The Gypsy Morph

Like you ain’t, he thought. But he didn’t say anything.

“I shouldn’t be mad at you,” she continued after a moment. “Maybe I’m not. Maybe I’m just mad at how things have worked out. Disappointed, I guess. I wanted it all to be over, and now I find out that it won’t ever be over, that I’m not going to be what I was, not ever. That’s hard.”

He nodded again. “Yeah.”

“I just don’t know what you expect me to do.”

“I don’t know what I expect you to do, either,” he admitted. “I was just thinking I’m not really sure what I’m doing out here. I came because I couldn’t let you leave thinking it didn’t make a difference to me. Or to the others, ’cause they care, too. I thought I might persuade you to come back with me, try it out, see how it works. It might not be like you think.”

She studied him a moment, and then she got up, her blanket draped over her shoulders, and sat down beside him, close enough that they were touching shoulders.

“Here’s the thing of it, Panther,” she said. Her mottled face turned toward him, the scales glinting in the moonlight. “When I discovered I was changing again, I didn’t decide right away that I was leaving. I thought about it first. I looked for a way to do just the opposite. I knew how you and the other Ghosts felt about me. I loved being a part of your family. It was what I had wanted for a long time.”

She rubbed her hands together to warm them before tucking them back under the blanket, hugging herself. “But then I realized something. Hawk is taking us to a safe place, sure. But that’s where we’re going to be for a long time. Maybe years, maybe longer. Chances are, there won’t be any going out in the meantime. Not for any reason. ’Cause the world outside’s going to be destroyed.”

His face darkened as he thought of it. “Yeah, guess that’s so.”

“Well, I don’t want to be shut away. I’ve been shut away in one place or another for my entire life. I’ve never been free to travel where I wanted, not until Logan took me away. I don’t think I can give that up. Not under any circumstances. It would be like living in a compound. I don’t want that. And what happens if after I’ve changed and become a Lizard, no one wants me around except maybe you and the other Ghosts and maybe Logan? What if all the Lizards are made to live in one place because everyone else is afraid of them? Because that’s how it’s been in the world before, hasn’t it? Why should it be any different this time? Humans are already afraid of Lizards, aren’t they? So how is this going to work once I’m a full-blown Lizard girl?”

He shook his head. “Don’t know. But at least you’ll be alive.”

“Yeah, that’s what I said, at first. If the world is going to be destroyed, maybe this place we’re going to is all that will be left. But maybe not. Maybe there will be something else, too. I mean, ask yourself this. Is there really something that can destroy everything? That’s never happened. The world goes on, no matter how bad things get. Life changes? That’s a constant. Species die out, species are born, like that. You know. Owl must have read something about this to you.”

“Well, yeah, but . . .”

“I have to consider what life will be worth if the safe place we’re going to becomes like a prison. Or a place that feels like a prison, anyway. To me, the little Lizard girl. I don’t want to live like that. That’s not living, that’s dying by inches. I would rather have it all end at once than go into a place I couldn’t get out of and ended up hating. I would rather be free for whatever time I have left.”
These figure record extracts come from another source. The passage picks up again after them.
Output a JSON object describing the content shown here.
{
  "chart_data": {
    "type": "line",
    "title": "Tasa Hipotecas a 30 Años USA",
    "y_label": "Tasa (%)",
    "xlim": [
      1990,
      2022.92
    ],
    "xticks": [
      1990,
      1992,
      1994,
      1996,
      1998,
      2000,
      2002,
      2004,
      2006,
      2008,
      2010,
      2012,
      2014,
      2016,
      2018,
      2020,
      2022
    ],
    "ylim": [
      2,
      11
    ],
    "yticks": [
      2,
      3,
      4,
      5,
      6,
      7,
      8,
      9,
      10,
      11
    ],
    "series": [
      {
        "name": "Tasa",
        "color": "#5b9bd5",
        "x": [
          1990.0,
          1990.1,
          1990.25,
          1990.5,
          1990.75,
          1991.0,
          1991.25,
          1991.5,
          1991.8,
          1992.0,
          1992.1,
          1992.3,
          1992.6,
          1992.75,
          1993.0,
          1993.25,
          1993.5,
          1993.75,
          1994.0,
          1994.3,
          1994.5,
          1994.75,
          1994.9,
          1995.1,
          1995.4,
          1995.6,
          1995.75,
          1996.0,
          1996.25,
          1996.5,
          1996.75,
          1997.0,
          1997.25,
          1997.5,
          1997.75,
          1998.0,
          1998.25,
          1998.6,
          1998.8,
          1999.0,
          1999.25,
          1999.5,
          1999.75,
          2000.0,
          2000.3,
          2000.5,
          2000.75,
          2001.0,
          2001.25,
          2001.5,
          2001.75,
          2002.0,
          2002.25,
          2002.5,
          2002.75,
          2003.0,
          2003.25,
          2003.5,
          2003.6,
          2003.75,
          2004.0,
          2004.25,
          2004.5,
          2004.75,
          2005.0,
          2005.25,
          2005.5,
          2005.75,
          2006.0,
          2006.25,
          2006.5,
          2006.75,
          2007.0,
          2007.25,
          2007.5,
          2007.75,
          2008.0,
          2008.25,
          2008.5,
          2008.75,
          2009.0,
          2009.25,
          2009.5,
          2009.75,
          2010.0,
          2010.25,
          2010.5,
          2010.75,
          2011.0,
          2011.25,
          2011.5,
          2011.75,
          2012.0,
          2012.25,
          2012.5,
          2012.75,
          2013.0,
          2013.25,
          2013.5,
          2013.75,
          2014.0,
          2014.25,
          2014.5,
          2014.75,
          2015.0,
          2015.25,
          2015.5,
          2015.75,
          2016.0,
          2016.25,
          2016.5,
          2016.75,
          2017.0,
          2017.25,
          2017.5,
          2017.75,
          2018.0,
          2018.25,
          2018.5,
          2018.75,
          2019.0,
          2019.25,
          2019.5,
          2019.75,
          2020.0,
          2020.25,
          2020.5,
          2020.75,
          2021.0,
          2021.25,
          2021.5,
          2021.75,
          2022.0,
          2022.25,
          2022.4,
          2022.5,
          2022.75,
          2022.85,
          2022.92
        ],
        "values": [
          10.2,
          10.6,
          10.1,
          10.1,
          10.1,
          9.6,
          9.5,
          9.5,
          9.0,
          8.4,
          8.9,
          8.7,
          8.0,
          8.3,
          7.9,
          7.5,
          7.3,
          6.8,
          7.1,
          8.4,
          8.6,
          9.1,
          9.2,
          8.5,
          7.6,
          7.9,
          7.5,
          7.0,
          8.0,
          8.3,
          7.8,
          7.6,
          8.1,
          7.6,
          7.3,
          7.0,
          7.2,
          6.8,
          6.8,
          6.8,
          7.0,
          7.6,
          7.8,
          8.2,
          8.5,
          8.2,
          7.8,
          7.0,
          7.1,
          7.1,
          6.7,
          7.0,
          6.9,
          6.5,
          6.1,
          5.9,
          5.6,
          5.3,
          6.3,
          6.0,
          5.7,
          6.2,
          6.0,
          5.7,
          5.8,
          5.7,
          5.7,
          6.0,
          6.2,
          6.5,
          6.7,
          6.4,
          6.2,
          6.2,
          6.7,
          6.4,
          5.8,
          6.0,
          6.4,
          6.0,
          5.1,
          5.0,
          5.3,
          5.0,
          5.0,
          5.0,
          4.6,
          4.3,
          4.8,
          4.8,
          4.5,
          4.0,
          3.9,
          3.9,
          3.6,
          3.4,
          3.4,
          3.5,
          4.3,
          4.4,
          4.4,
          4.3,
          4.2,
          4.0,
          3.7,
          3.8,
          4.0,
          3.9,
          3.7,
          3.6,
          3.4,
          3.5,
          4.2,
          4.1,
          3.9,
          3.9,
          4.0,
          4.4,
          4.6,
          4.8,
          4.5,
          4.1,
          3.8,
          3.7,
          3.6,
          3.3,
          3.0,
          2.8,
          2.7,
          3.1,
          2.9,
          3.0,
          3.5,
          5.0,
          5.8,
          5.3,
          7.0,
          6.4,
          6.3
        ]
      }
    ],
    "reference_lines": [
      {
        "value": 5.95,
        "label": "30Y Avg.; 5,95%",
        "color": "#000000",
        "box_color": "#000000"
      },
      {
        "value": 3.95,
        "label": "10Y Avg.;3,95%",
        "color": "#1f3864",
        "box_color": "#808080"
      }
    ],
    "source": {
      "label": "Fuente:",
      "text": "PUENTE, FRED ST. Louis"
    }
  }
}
She took a deep breath. “So that’s why I left. I made a choice, but it wasn’t made for the reasons I’ve been saying. Not really. Not if I’m honest with myself. I told you stuff that I wanted you to believe. I thought that it would make it easier for you to let me go. I know you’d stand by me. All of you. I know it doesn’t matter to you what I become or how I look.”

“Good,” he said. “Better. That’s better. At least, it makes me feel better.” He hunched forward. “But you really think that it won’t work, going back? You really think it might be like a prison?”

“It’s going to end up being a confined space. There will be boundaries and rules. There will be limits on where you can go and what you can do. I don’t want that. I can’t live with it. Even with the possibility of it.”

“So where are you going?”

“North. Fewer people, more open space, less likelihood of disease, pollution, militia, all the rest. Space enough to get lost in, to find a new life.”

“Cold up there.”

She stared at him. “I know what’s up there. I know what I’m facing. You choose your poison in this world, Panther. You don’t get a guarantee of safe passage anywhere.”